So Kieboom brought an idea to his brother Trevor, a certified MLB agent. They started a fundraising initiative for the American Kidney Fund, joining the organization’s preexisting network of fundraisers. Kieboom is raffling off game-used batting gloves and bats for the cause, with larger donations bypassing the raffle and earning game-used gear right away.
“We figured, what’s better than going to the Nationals community?” Kieboom said. “We thought that might help people raise money for it, and help get their attention.”
Kieboom said he understands that while he doesn’t have a major league profile, he is a first-round pick and therefore has enough to use his visibility to give back.

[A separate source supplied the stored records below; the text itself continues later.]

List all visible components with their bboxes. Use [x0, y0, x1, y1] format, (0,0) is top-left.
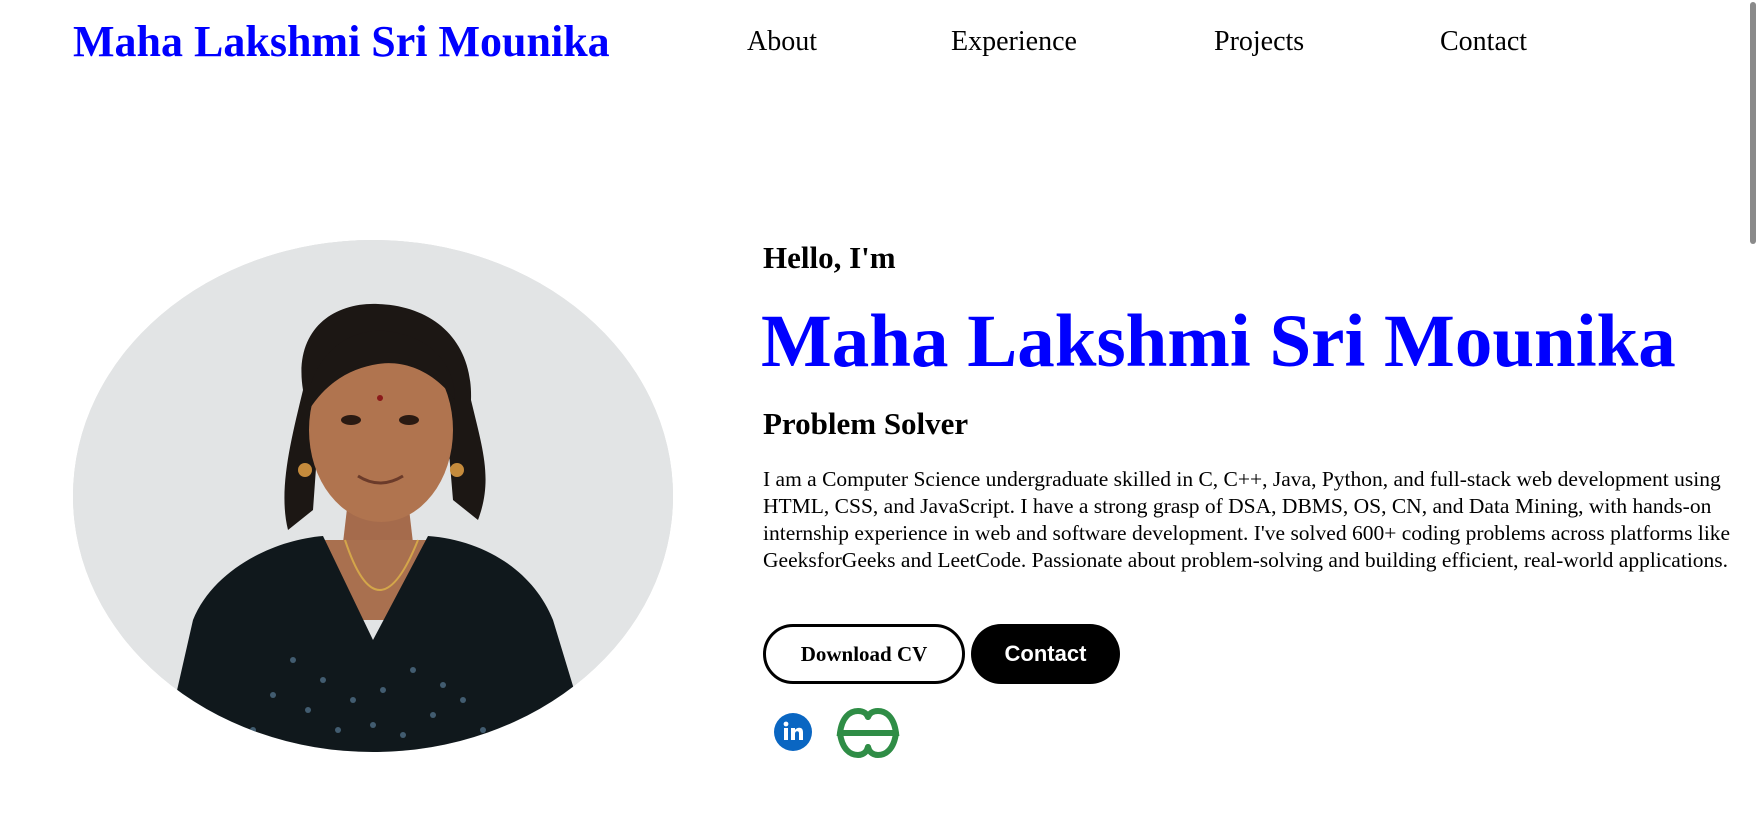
hero-name: Maha Lakshmi Sri Mounika: [761, 300, 1676, 383]
nav-link-about[interactable]: About: [747, 22, 817, 62]
hero-role: Problem Solver: [763, 406, 969, 441]
nav-link-experience[interactable]: Experience: [951, 22, 1077, 62]
profile-photo-illustration: [73, 240, 673, 752]
download-cv-button[interactable]: Download CV: [763, 624, 965, 684]
hero-bio: I am a Computer Science undergraduate sk…: [763, 467, 1731, 572]
geeksforgeeks-icon[interactable]: [836, 703, 900, 761]
nav-brand[interactable]: Maha Lakshmi Sri Mounika: [73, 14, 610, 70]
linkedin-icon[interactable]: [774, 713, 812, 751]
profile-photo: [73, 240, 673, 752]
hero-greeting: Hello, I'm: [763, 240, 896, 275]
nav-link-contact[interactable]: Contact: [1440, 22, 1527, 62]
nav-link-projects[interactable]: Projects: [1214, 22, 1304, 62]
scrollbar-track[interactable]: [1747, 0, 1757, 817]
contact-button[interactable]: Contact: [971, 624, 1120, 684]
portfolio-page: Maha Lakshmi Sri Mounika About Experienc…: [0, 0, 1757, 817]
scrollbar-thumb[interactable]: [1750, 2, 1756, 244]
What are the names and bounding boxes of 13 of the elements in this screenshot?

The shortstop also has visibility within the industry. He is one of the prospects the Nationals have been extremely reluctant to move over the past year, not as untouchable as Victor Robles, Juan Soto, or Erick Fedde, but close. So Monday, as trade rumors swirl and deals coalesce, Kieboom’s name might pop up. All indications are that the Nationals will need to receive quite a haul to let him go.

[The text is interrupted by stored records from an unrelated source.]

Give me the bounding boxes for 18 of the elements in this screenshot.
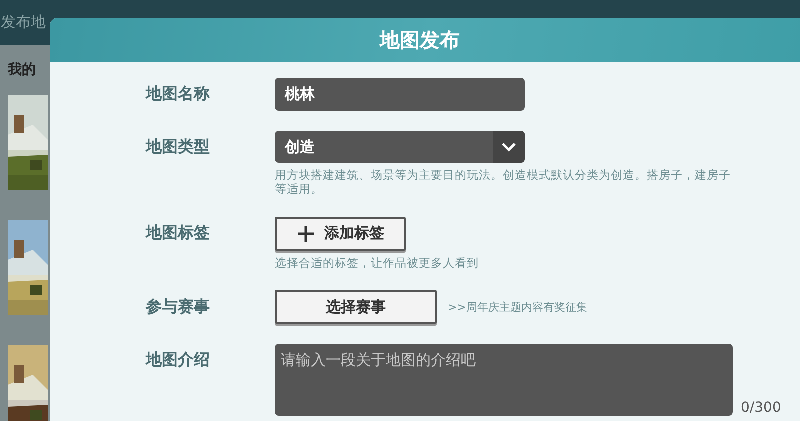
section-title: 我的 (8, 61, 37, 79)
field-label: 地图类型 (146, 136, 211, 158)
field-label: 地图名称 (146, 84, 211, 105)
field-label: 地图标签 (146, 223, 211, 244)
name-input[interactable]: 桃林 (275, 78, 525, 111)
type-dropdown[interactable]: 创造 (275, 131, 525, 163)
select-button[interactable]: 选择赛事 (275, 290, 437, 324)
plus-icon (296, 224, 314, 243)
chevron-icon (493, 131, 525, 163)
page-title: 发布地 (0, 13, 46, 32)
field-label: 地图介绍 (146, 350, 211, 372)
dialog-title: 地图发布 (380, 26, 460, 54)
hint-text: 用方块搭建建筑、场景等为主要目的玩法。创造模式默认分类为创造。搭房子，建房子等适用。 (275, 168, 732, 197)
field-label: 参与赛事 (146, 296, 211, 318)
intro-textarea[interactable]: 请输入一段关于地图的介绍吧 (275, 344, 733, 416)
select-button[interactable]: 添加标签 (275, 216, 406, 251)
char-counter: 0/300 (741, 400, 782, 416)
hint-text: 选择合适的标签，让作品被更多人看到 (275, 256, 480, 270)
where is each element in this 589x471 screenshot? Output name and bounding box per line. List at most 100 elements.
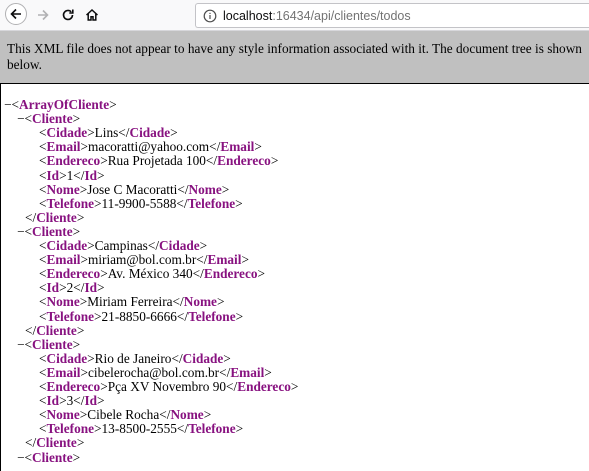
field-tag-name: Endereco [217, 153, 271, 169]
home-button[interactable] [81, 4, 103, 26]
cliente-open: −<Cliente> [17, 336, 81, 352]
field-tag-name: Nome [46, 294, 80, 310]
xml-tree: −<ArrayOfCliente> −<Cliente> <Cidade>Lins<… [0, 84, 589, 471]
field-tag-name: Endereco [46, 379, 101, 394]
field-tag-name: Cidade [46, 350, 88, 366]
reload-button[interactable] [57, 4, 79, 26]
field-value-nome: Miriam Ferreira [87, 294, 173, 310]
cliente-tag-name: Cliente [32, 336, 73, 352]
field-value-email: miriam@bol.com.br [87, 252, 197, 268]
field-tag-name: Email [46, 364, 81, 380]
collapse-toggle[interactable]: − [17, 111, 25, 126]
field-value-endereco: Av. México 340 [107, 266, 193, 282]
cliente-open: −<Cliente> [17, 449, 81, 465]
forward-button[interactable] [32, 4, 54, 26]
field-tag-name: Telefone [46, 195, 95, 211]
field-tag-name: Email [46, 252, 81, 268]
field-tag-name: Telefone [46, 421, 95, 437]
field-tag-name: Telefone [188, 308, 236, 324]
cliente-open: −<Cliente> [17, 111, 81, 127]
field-tag-name: Cidade [46, 125, 88, 141]
xml-field-telefone: <Telefone>13-8500-2555</Telefone> [39, 421, 244, 437]
xml-field-telefone: <Telefone>11-9900-5588</Telefone> [39, 195, 243, 211]
cliente-tag-name: Cliente [32, 223, 73, 239]
field-tag-name: Nome [183, 294, 217, 310]
field-value-nome: Cibele Rocha [87, 407, 160, 423]
field-tag-name: Id [84, 167, 98, 183]
field-tag-name: Nome [46, 407, 80, 423]
xml-field-cidade: <Cidade>Campinas</Cidade> [39, 238, 208, 253]
xml-style-notice: This XML file does not appear to have an… [0, 31, 589, 84]
field-tag-name: Endereco [237, 379, 291, 394]
field-value-cidade: Rio de Janeiro [94, 350, 172, 366]
home-icon [85, 8, 99, 21]
collapse-toggle[interactable]: − [17, 337, 25, 352]
xml-field-id: <Id>3</Id> [39, 393, 105, 409]
field-tag-name: Email [220, 139, 255, 155]
xml-field-cidade: <Cidade>Rio de Janeiro</Cidade> [39, 350, 231, 366]
field-tag-name: Id [84, 280, 98, 296]
xml-field-cidade: <Cidade>Lins</Cidade> [39, 125, 178, 141]
field-value-id: 1 [66, 167, 74, 183]
cliente-close: </Cliente> [25, 322, 85, 338]
field-tag-name: Endereco [203, 266, 258, 282]
field-value-telefone: 21-8850-6666 [101, 308, 177, 324]
field-tag-name: Cidade [182, 350, 224, 366]
cliente-close: </Cliente> [25, 435, 85, 451]
field-tag-name: Cidade [159, 238, 200, 253]
field-tag-name: Nome [170, 407, 204, 423]
field-value-endereco: Pça XV Novembro 90 [107, 379, 226, 394]
xml-field-email: <Email>miriam@bol.com.br</Email> [39, 252, 249, 268]
field-tag-name: Id [46, 393, 60, 409]
xml-style-notice-text: This XML file does not appear to have an… [7, 41, 582, 72]
field-tag-name: Cidade [46, 238, 88, 253]
cliente-tag-name: Cliente [36, 209, 77, 225]
collapse-toggle[interactable]: − [4, 97, 12, 112]
field-tag-name: Email [207, 252, 242, 268]
field-tag-name: Id [46, 167, 60, 183]
xml-field-email: <Email>macoratti@yahoo.com</Email> [39, 139, 262, 155]
field-tag-name: Telefone [188, 421, 236, 437]
field-value-nome: Jose C Macoratti [87, 181, 178, 197]
field-value-cidade: Campinas [94, 238, 148, 253]
reload-icon [62, 9, 74, 21]
cliente-tag-name: Cliente [36, 435, 77, 451]
cliente-tag-name: Cliente [32, 111, 73, 127]
arrow-right-icon [38, 9, 49, 21]
collapse-toggle[interactable]: − [17, 224, 25, 239]
xml-field-nome: <Nome>Cibele Rocha</Nome> [39, 407, 212, 423]
field-value-email: cibelerocha@bol.com.br [87, 364, 220, 380]
field-tag-name: Cidade [129, 125, 171, 141]
arrow-left-icon [10, 8, 21, 20]
back-button[interactable] [5, 3, 27, 25]
xml-field-id: <Id>2</Id> [39, 280, 105, 296]
field-value-cidade: Lins [94, 125, 119, 141]
url-bar[interactable]: localhost:16434/api/clientes/todos [195, 3, 589, 28]
field-tag-name: Nome [46, 181, 80, 197]
info-icon[interactable] [203, 9, 217, 23]
field-tag-name: Telefone [46, 308, 95, 324]
xml-field-nome: <Nome>Miriam Ferreira</Nome> [39, 294, 225, 310]
cliente-tag-name: Cliente [36, 322, 77, 338]
field-tag-name: Email [46, 139, 81, 155]
xml-field-nome: <Nome>Jose C Macoratti</Nome> [39, 181, 230, 197]
field-tag-name: Email [230, 364, 265, 380]
browser-toolbar: localhost:16434/api/clientes/todos [0, 0, 589, 31]
collapse-toggle[interactable]: − [17, 450, 25, 465]
xml-root-open: −<ArrayOfCliente> [4, 97, 117, 112]
field-tag-name: Id [46, 280, 60, 296]
field-value-telefone: 11-9900-5588 [101, 195, 177, 211]
xml-field-endereco: <Endereco>Pça XV Novembro 90</Endereco> [39, 379, 299, 394]
url-path: :16434/api/clientes/todos [272, 8, 411, 23]
url-host: localhost [223, 8, 273, 23]
field-tag-name: Nome [188, 181, 222, 197]
field-value-id: 2 [66, 280, 74, 296]
root-tag-name: ArrayOfCliente [19, 97, 110, 112]
xml-field-endereco: <Endereco>Av. México 340</Endereco> [39, 266, 266, 282]
field-value-endereco: Rua Projetada 100 [107, 153, 206, 169]
xml-field-telefone: <Telefone>21-8850-6666</Telefone> [39, 308, 244, 324]
xml-field-endereco: <Endereco>Rua Projetada 100</Endereco> [39, 153, 279, 169]
cliente-tag-name: Cliente [32, 449, 73, 465]
field-tag-name: Id [84, 393, 98, 409]
field-value-email: macoratti@yahoo.com [87, 139, 210, 155]
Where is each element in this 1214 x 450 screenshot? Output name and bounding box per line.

They traded their other 2016 first-round choice, Dane Dunning, and their 2012 first-rounder, Lucas Giolito, in the much-discussed Adam Eaton trade, and have been willing to part with first-rounders in the past. But they have not traded a first-round position player choice under Rizzo.
Kieboom’s health might have complicated other teams’ ability to scout him this summer. He began playing in games last week — three innings at a time, soon five — and is 3 for 3 in two appearances.
“Keep building up on it,” Kieboom said. “Hopefully in a few weeks or so, not sure what the timeline is exactly, but maybe by the end of the year I’ll be back up in Hagerstown or something. There’s no pain, and I feel everything is healed up now.”
Kieboom is the Nationals’ fourth-rated prospect on MLB.com. Their third-rated prospect, Fedde, made his major league debut Sunday. When Fedde graduates the prospect lists, this year’s first-rounder Seth Romero will likely move into the top pitching prospect spot. Romero has not yet appeared in a Gulf Coast League game, though he is listed on their roster. The Nationals held Romero out of games as he rebuilt arm strength since he had not pitched in a college game since early May.